Für andere wurde sie zur Vorkämpferin der Redefreiheit. »Sie hätte schweigen können«, postete der Liedermacher Billy Bragg auf X, »stattdessen ist sie für uns alle eingetreten«. Und Venice Allen pflichtete bei: »J.K. Rowling lehrte eine Generation das Lesen und dann hat sie sie herausgefordert zu denken.« Der Zuspruch für die erfolgreichste Schriftstellerin der Welt ist jedenfalls groß.

Am Ostermontag protestierten einige Hundert Bürger vor dem schottischen Parlament in Edinburgh. Der Künstler Mark Leslie sagte: »Ich denke, dieses Gesetz ist Munition für Fanatiker. Weder Kirche noch Staat sollten Macht haben über das, was Leute sagen. Das ist das Gegenteil zur schottischen Aufklärung.« Der Journalist Douglas Murray solidarisierte sich mit Rowling und kommentierte ihr Posting auf X: »Wenn sie sie abholen, dann können sie uns alle abholen«.

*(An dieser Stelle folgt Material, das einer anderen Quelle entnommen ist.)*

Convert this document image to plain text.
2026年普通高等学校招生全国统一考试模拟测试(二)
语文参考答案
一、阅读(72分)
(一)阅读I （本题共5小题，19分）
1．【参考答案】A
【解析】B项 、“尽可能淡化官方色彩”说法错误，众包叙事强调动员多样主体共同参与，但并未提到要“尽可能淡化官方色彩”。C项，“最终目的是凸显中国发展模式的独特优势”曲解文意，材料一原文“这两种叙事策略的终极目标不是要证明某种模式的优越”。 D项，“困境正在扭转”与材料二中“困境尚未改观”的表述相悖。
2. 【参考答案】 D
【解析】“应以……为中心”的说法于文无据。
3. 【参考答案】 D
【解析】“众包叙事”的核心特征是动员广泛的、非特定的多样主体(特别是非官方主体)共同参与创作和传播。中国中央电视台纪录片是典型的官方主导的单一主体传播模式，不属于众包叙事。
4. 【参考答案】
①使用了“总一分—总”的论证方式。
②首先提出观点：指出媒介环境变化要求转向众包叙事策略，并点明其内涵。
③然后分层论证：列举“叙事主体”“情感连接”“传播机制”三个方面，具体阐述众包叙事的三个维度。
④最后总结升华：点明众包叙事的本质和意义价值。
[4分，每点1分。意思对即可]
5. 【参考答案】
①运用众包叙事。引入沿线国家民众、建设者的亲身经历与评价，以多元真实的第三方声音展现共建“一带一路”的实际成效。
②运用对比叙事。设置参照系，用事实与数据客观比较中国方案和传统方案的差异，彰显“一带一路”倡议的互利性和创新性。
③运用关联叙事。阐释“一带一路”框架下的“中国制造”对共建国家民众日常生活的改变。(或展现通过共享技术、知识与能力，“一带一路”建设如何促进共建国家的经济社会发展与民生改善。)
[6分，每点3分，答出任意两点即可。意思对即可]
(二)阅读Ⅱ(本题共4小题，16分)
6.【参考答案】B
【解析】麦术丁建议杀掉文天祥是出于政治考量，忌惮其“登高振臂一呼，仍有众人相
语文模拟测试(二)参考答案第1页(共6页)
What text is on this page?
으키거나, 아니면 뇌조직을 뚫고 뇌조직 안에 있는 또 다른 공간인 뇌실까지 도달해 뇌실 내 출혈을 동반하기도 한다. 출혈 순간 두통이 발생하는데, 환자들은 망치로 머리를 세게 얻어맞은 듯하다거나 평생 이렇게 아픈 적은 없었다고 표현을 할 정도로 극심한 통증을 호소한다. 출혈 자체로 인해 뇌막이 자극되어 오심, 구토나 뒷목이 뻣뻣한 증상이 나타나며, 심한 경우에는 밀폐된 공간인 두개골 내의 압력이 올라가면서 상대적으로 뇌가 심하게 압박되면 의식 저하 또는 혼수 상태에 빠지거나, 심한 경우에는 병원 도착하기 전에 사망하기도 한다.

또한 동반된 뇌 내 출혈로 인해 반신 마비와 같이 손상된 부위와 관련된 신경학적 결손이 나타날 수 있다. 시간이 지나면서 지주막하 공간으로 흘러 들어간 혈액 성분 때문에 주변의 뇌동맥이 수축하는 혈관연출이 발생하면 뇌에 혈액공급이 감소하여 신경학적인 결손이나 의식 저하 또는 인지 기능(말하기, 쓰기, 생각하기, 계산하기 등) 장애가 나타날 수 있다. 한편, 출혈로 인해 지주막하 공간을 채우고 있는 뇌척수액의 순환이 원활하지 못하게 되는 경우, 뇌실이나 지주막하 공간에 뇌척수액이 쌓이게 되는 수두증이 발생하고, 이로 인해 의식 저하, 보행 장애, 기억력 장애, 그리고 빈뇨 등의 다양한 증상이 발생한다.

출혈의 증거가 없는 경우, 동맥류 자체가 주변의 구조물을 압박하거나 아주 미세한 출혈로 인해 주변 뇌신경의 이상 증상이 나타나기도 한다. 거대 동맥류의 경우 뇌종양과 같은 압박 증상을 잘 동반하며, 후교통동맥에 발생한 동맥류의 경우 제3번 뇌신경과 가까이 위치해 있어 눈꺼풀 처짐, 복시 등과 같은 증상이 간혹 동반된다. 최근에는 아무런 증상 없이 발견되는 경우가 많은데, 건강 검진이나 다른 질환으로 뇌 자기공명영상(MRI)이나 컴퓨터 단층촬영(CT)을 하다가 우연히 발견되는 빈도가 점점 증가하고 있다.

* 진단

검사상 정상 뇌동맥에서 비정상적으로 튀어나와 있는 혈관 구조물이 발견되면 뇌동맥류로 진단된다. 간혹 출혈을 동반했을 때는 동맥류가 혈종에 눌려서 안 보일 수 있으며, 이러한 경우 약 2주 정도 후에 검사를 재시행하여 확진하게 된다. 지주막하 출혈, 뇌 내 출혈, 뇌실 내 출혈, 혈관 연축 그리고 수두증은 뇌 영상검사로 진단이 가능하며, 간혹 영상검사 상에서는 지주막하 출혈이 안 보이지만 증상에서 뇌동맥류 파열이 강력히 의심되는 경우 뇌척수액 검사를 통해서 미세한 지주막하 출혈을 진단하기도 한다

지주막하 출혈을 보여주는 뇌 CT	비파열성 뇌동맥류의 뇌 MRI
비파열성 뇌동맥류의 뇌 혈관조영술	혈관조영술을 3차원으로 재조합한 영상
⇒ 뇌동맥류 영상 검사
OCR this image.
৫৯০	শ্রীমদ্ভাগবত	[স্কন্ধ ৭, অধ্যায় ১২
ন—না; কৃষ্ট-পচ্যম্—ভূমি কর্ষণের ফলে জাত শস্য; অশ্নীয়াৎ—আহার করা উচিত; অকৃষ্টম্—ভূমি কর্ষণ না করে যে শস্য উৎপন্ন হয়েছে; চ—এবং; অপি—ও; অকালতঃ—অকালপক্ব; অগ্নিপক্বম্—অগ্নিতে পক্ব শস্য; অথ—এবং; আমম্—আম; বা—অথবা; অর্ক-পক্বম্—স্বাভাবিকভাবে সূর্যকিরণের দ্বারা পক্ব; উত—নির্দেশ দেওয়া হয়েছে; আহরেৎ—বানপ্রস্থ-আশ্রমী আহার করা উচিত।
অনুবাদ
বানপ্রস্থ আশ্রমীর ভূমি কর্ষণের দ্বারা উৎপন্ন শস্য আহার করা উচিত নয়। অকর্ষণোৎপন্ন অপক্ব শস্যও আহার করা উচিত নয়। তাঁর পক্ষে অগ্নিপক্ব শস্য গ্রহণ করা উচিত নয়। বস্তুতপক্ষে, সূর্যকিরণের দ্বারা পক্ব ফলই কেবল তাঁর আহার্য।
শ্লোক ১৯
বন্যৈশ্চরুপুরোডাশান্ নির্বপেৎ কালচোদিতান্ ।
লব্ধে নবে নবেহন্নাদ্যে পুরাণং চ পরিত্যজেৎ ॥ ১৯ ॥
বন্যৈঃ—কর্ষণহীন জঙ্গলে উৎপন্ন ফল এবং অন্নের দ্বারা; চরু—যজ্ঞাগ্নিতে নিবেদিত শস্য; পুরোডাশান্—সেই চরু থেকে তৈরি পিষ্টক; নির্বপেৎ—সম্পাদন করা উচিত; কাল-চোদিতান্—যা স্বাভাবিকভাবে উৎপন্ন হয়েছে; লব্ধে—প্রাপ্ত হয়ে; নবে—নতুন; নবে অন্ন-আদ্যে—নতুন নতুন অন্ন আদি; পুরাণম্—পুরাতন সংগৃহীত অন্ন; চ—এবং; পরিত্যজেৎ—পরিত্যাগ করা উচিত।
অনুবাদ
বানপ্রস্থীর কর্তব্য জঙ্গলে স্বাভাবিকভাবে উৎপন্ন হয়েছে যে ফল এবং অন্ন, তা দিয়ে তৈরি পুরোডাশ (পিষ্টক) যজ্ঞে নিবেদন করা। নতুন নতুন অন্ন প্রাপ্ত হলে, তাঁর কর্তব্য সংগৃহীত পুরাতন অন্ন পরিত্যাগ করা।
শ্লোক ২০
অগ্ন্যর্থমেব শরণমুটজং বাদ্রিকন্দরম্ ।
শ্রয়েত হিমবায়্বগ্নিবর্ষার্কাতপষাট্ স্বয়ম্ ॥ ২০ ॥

Letzten Endes werden die Gerichte bei Artikel 10 des Menschenrechtsgesetzes, das Redefreiheit garantiert, abwägen müssen, wo die Grenzen des Sagbaren verlaufen. Doch das kann Jahre dauern. Bis dahin muss die Polizei entscheiden, ob und wie sie einschreiten will. In den ersten 48 Stunden nach Inkrafttreten sind mehr als 3.000 Beschwerden, die angebliche Hassverbrechen melden, bei der Polizei eingegangen. Doch die schottischen Gesetzeshüter sind ohnehin überlastet. Soeben erst gab man bekannt, dass mangels Personals minderen Vergehen wie Ladendiebstahl oder Einbrüchen nicht mehr nachgegangen werden kann. (GEA)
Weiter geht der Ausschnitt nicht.